3. Random access – row keys allow access updates to one record.
4. Somewhat ACID compliant – some transactions will have ACID properties.
Hbase can offer 2 things –
1. Quick searching – based on row-keys.
2. Processing – mapreduce.
Not the main use case as we already have Hive for this.
Hbase Vs Relational Databases
Properties of Hbase –
1. Columnar store
2. Denormalized storage
3. Only CRUD operations
4. ACID at row level.
Columnar storage
Traditional databases provide row-based architecture, while Hbase provides column based
1 row is divided into many rows depending on number of columns.
Advantage of columnar of stores –
a. Sparse tables – if your table is sparse, no waste when storing sparse data.
b. Dynamic attributes – update attributes dynamically without changing storage structure.
Sparse Tables -
In traditional databases, columns which have no values, they still occupy space even if no data is present in them.
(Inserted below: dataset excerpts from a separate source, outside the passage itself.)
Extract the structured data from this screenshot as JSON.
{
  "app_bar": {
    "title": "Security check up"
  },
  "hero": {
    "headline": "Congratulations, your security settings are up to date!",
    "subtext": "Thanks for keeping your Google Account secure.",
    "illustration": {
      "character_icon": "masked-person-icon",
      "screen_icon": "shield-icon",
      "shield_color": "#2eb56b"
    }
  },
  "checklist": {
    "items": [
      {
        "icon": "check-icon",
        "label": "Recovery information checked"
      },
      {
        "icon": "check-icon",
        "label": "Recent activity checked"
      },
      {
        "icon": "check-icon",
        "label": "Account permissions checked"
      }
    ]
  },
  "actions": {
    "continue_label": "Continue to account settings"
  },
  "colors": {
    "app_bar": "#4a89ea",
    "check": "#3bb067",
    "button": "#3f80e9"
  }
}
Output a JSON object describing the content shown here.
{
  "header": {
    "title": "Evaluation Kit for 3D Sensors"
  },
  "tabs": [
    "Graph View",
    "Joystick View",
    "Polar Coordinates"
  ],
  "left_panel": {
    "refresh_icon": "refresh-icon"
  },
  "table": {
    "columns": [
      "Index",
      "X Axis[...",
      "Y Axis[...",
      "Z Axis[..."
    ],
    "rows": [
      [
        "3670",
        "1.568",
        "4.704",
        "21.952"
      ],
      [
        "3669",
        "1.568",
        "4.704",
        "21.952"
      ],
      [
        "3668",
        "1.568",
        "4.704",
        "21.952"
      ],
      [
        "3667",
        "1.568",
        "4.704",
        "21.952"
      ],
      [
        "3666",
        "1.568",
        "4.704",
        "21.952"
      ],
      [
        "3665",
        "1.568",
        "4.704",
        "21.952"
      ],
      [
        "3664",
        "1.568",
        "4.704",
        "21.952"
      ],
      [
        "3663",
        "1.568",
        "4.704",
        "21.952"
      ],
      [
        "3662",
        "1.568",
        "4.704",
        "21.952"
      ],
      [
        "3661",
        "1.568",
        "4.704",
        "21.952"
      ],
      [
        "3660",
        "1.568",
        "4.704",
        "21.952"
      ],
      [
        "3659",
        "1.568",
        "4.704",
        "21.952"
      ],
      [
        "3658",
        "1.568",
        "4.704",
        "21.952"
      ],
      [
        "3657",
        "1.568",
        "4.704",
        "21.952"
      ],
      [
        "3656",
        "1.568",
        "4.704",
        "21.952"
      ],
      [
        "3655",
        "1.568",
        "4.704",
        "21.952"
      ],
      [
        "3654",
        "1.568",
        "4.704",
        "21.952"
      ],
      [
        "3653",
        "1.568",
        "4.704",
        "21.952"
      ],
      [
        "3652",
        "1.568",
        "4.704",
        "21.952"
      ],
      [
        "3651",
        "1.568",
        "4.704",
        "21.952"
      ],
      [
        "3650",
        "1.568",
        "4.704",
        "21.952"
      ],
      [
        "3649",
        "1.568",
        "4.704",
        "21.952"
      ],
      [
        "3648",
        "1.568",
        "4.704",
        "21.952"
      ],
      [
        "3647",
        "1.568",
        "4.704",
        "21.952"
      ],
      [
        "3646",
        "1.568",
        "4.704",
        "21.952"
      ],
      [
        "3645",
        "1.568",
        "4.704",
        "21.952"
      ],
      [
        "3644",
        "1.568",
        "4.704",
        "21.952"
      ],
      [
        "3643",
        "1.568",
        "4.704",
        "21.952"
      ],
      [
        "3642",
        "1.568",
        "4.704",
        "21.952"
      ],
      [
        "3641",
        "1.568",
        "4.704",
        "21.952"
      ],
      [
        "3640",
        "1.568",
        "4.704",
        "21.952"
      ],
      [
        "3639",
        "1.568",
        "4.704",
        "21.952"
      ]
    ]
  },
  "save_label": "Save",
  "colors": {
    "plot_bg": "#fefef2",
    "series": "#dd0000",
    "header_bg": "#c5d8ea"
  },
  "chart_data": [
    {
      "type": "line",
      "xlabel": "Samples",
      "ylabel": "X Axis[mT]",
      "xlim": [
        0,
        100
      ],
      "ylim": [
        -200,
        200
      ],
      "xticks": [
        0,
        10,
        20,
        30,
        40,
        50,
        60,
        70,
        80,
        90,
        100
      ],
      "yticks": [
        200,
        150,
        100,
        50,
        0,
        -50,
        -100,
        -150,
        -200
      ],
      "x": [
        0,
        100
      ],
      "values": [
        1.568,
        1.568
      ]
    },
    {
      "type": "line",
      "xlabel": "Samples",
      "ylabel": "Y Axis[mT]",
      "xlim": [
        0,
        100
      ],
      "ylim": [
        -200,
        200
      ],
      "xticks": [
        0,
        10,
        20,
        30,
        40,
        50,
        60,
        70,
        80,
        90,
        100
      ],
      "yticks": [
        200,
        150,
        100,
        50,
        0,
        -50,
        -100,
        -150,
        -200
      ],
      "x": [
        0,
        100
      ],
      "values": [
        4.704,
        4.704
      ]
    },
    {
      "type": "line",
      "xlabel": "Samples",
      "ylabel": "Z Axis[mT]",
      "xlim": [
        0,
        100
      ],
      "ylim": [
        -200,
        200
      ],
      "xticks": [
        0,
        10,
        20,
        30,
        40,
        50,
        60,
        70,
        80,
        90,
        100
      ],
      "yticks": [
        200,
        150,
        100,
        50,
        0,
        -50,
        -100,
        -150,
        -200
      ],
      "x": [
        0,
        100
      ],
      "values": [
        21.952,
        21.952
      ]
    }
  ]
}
Thus, there is wastage of space.
In Hbase, we handle sparse tables.
Dynamic attributes –
Unlike Hbase, in traditional databases changing column types/adding new columns/dropping them – all of this is a painful task.
In columnar store of Hbase, each row can have a different number of columns. For example, in below image, we have ‘expiry’ column for id 1 and 4 only.
Further no extra space – sparse table handled.
Dynamically adding columns. We can have different columns with different rows.
Denormalized Storage
In traditional database, data is normalized.
That is data is divided into multiple small tables.
In Hbase, we don’t prefer normalization.
That means we store data into 1 big table.
Advantage. – read a single record to get all details about a person in a single read operation.
CRUD operations in Hbase
In normal database, we have join operations.
In Hbase, we can only perform CRUD operations.
Join/groupBy/orderBy – not supported in Hbase.
CRUD – create, read, update & delete.
Note – since data is denormalized, so no need of Joins.
This is why Hbase tables should be self-contained – i.e., contain all required info in 1 row.
ACID Compliance at row level
Traditional databases are ACID compliant.
Hbase provides ACID compliance at row level.
That means,
• Whenever we are trying to update multiple columns for a single row, then either all of them will be updated or none will be updated.
• When we talk about updates for multiple rows in Hbase then there is no guarantee. There could be a possibility that few rows got updated and rest not updated.
• It also means, even if we are updating single column in multiple rows, there is no guarantee.